Doyle was a late replacement for the injured Willie Randolph in the 1978 World Series against the Los Angeles Dodgers. He batted .438 in the six-game series, collecting seven hits in 16 at bats and driving in two runs. Doyle propelled the Yankees in that hard-fought series. He is now lending strength and encouragement to fellow Parkinson's patients in their battle against the progressive neurological disease.
"It has been amazing speaking with Brian," National Parkinson Foundation of Western New York Executive Director Chris Jamele said. "He has wonderful baseball stories, but he also has such great concern for fellow Parkinson's patients. You can hear it in his voice."
Doyle shared of playing ball in the backfields of small-town Kentucky and then being "in the Yankee dugout with Lou Piniella, Roy White, Thurman Munson" all patting him on the back. He became emotional when telling how, when introduced, he jogged onto the field at a "Legions Game" and Parkinson's fundraiser in June. He wasn't sure his legs would work that day. "Being able to jog onto the field once again meant the world to me," he said.

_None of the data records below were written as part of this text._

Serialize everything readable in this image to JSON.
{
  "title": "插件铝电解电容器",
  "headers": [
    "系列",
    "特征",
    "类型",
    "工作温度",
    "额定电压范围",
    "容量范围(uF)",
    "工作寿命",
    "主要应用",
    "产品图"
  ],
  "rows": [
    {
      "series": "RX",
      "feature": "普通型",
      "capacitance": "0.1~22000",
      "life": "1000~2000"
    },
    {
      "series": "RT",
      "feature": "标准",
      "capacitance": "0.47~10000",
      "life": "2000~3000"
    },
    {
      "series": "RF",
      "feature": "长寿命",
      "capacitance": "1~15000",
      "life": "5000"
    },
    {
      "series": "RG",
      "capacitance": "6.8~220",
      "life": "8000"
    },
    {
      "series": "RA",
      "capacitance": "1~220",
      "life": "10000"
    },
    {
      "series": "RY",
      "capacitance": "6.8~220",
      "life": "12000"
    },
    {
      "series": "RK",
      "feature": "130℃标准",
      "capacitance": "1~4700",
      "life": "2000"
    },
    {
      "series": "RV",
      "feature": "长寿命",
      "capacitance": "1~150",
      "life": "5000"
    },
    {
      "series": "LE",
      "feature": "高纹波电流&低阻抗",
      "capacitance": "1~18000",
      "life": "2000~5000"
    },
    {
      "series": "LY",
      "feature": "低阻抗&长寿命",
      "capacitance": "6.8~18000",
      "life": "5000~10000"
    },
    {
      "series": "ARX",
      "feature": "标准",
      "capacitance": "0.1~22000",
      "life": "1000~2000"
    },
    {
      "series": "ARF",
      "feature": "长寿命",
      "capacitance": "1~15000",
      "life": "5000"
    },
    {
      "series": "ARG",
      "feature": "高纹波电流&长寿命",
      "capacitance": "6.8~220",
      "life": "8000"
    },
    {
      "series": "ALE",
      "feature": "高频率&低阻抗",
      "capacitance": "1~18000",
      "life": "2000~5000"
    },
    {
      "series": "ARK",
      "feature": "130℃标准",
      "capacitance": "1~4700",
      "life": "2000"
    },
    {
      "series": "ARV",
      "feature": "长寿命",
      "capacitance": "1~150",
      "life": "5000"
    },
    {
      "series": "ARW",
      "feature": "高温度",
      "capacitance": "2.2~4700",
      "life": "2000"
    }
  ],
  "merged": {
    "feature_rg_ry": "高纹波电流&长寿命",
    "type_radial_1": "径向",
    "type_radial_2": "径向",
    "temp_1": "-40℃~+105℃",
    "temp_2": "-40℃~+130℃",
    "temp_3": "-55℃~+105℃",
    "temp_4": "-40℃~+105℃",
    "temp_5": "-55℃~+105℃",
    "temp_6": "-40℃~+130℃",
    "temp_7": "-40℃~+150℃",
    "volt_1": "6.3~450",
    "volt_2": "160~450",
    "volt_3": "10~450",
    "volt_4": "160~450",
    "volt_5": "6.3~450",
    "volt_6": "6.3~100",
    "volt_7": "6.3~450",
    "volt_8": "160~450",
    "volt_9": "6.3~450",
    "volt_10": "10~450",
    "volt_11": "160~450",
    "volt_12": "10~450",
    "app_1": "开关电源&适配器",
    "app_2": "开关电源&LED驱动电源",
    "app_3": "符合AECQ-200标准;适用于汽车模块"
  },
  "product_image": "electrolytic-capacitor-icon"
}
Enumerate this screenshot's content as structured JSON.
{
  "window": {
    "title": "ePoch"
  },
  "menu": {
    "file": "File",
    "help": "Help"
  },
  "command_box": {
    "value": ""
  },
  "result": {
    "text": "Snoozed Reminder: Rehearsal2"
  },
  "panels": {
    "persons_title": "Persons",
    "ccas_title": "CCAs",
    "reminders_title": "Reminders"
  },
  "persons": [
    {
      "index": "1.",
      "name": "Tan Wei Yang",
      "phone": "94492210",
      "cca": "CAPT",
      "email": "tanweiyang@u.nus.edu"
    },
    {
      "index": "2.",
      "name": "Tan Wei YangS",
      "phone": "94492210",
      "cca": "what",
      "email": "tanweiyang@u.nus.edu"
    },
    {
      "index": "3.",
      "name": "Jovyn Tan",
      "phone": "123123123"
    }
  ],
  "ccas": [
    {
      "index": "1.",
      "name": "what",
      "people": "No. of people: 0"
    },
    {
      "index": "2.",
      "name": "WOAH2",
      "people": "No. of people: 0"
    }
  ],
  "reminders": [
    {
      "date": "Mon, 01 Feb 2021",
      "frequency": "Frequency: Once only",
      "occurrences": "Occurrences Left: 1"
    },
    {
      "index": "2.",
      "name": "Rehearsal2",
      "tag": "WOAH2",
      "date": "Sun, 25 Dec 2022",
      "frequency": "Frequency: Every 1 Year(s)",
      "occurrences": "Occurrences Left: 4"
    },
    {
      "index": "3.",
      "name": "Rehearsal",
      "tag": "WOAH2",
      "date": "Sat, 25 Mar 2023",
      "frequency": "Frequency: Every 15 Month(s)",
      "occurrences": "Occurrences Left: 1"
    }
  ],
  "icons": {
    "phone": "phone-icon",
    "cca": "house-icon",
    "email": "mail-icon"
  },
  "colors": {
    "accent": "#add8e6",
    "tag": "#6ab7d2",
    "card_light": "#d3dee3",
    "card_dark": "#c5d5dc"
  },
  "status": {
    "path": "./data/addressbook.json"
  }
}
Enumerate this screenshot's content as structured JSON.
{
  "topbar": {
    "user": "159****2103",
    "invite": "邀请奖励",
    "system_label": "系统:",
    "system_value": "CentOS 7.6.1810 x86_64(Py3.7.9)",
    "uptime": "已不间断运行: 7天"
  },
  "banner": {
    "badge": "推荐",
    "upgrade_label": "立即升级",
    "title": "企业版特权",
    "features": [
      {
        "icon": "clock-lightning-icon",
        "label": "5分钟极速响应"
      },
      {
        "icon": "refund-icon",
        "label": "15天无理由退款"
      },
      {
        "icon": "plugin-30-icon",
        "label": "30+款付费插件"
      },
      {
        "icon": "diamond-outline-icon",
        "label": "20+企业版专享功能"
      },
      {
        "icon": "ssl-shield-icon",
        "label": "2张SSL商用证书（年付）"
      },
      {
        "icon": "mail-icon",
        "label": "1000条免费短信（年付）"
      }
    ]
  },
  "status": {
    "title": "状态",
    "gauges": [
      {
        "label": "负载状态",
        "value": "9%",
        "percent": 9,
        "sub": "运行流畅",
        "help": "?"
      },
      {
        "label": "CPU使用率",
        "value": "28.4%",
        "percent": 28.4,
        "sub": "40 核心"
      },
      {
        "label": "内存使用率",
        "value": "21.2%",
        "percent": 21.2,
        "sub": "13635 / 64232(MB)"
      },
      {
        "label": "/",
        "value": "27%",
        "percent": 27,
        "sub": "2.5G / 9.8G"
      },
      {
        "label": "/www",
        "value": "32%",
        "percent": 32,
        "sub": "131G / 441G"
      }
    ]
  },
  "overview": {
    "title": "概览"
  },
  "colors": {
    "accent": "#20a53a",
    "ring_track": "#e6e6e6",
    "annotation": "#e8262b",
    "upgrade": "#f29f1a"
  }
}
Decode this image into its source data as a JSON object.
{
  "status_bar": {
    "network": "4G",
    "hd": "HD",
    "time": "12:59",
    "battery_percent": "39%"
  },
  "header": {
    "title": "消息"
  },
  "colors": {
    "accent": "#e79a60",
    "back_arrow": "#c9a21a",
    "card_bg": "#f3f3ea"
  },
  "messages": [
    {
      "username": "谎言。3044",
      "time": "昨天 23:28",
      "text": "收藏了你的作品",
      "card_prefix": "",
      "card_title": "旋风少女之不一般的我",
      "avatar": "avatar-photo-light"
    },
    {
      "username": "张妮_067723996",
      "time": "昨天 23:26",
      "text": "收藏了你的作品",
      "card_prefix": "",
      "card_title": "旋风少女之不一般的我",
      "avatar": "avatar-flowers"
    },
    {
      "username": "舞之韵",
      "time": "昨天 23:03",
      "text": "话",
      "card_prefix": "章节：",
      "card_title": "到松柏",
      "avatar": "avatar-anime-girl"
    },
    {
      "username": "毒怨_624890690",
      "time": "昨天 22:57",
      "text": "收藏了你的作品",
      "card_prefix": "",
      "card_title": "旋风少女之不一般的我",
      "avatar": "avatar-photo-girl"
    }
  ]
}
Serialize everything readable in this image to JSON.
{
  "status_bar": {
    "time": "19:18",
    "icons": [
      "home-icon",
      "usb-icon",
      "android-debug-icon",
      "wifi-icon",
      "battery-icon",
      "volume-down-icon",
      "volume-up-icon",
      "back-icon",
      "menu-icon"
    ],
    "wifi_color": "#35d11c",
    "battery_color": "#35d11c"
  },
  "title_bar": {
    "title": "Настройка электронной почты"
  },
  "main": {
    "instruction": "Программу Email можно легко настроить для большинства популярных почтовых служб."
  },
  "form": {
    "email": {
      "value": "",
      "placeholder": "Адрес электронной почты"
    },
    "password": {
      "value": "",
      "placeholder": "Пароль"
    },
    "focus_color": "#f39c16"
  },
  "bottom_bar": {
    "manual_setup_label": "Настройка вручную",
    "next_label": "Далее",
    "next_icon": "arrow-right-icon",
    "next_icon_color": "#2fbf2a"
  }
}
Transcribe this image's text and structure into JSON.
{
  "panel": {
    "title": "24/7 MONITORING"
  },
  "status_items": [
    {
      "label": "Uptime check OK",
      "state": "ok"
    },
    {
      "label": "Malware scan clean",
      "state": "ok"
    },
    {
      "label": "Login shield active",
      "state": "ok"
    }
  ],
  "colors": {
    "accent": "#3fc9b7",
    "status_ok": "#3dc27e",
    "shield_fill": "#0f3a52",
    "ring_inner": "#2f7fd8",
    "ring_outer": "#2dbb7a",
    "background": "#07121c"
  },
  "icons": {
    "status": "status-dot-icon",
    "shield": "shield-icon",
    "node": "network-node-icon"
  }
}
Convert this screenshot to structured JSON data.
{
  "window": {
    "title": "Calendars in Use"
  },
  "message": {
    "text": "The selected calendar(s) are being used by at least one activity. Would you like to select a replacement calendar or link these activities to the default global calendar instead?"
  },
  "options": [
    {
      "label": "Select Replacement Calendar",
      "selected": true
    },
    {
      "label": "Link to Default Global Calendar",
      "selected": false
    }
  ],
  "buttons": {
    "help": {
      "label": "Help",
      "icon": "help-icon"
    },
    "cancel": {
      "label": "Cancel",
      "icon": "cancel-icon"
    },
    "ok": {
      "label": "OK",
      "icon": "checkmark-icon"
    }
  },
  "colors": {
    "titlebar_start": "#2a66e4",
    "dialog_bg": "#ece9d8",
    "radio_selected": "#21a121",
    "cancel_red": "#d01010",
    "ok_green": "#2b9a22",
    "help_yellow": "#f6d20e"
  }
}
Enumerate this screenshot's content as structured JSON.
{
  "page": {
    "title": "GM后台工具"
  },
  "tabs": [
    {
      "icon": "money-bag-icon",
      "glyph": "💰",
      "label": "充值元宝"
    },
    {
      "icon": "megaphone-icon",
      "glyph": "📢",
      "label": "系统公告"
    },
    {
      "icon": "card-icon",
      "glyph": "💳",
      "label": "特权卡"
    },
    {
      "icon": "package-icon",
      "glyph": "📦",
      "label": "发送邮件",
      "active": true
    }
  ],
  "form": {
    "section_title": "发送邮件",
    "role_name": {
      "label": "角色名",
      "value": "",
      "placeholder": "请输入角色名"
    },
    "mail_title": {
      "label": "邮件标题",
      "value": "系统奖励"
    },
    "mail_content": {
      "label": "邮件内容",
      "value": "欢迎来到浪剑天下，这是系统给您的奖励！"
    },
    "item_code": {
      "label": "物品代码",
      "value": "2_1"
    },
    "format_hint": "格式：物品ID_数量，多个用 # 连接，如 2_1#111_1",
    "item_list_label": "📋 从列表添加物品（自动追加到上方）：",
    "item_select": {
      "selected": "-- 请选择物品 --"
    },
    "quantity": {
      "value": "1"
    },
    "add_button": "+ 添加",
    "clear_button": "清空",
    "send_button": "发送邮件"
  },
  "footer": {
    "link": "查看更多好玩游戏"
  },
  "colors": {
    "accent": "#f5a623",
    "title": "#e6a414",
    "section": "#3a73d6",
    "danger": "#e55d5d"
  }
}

Connie, Doyle's wife of 41 years, thanked the National Parkinson Foundation for the support they have provided. "We have learned so much from your educational resources ... we received so many tools to help. Our family will be forever grateful," she said.
Also before the game, a there will be ceremony on the field as Consumer's Beverages presents National Parkinson Foundation of Western New York with a check for $20,000. The company raised the funds in April, National Parkinson's Awareness Month, through the sale of blue ribbon cutouts. The effort is an annual program by NPFWNY to promote awareness of Parkinson's in Western New York. Western New York is home to nearly 9,000 Parkinson's patients. Portions of the region lead the nation in the prevalence of Parkinson's diagnoses.
Parkinson's disease is a neurologically degenerative condition for which there is no cure. NPFWNY provides support groups and therapeutic programming for patients and caregivers alike.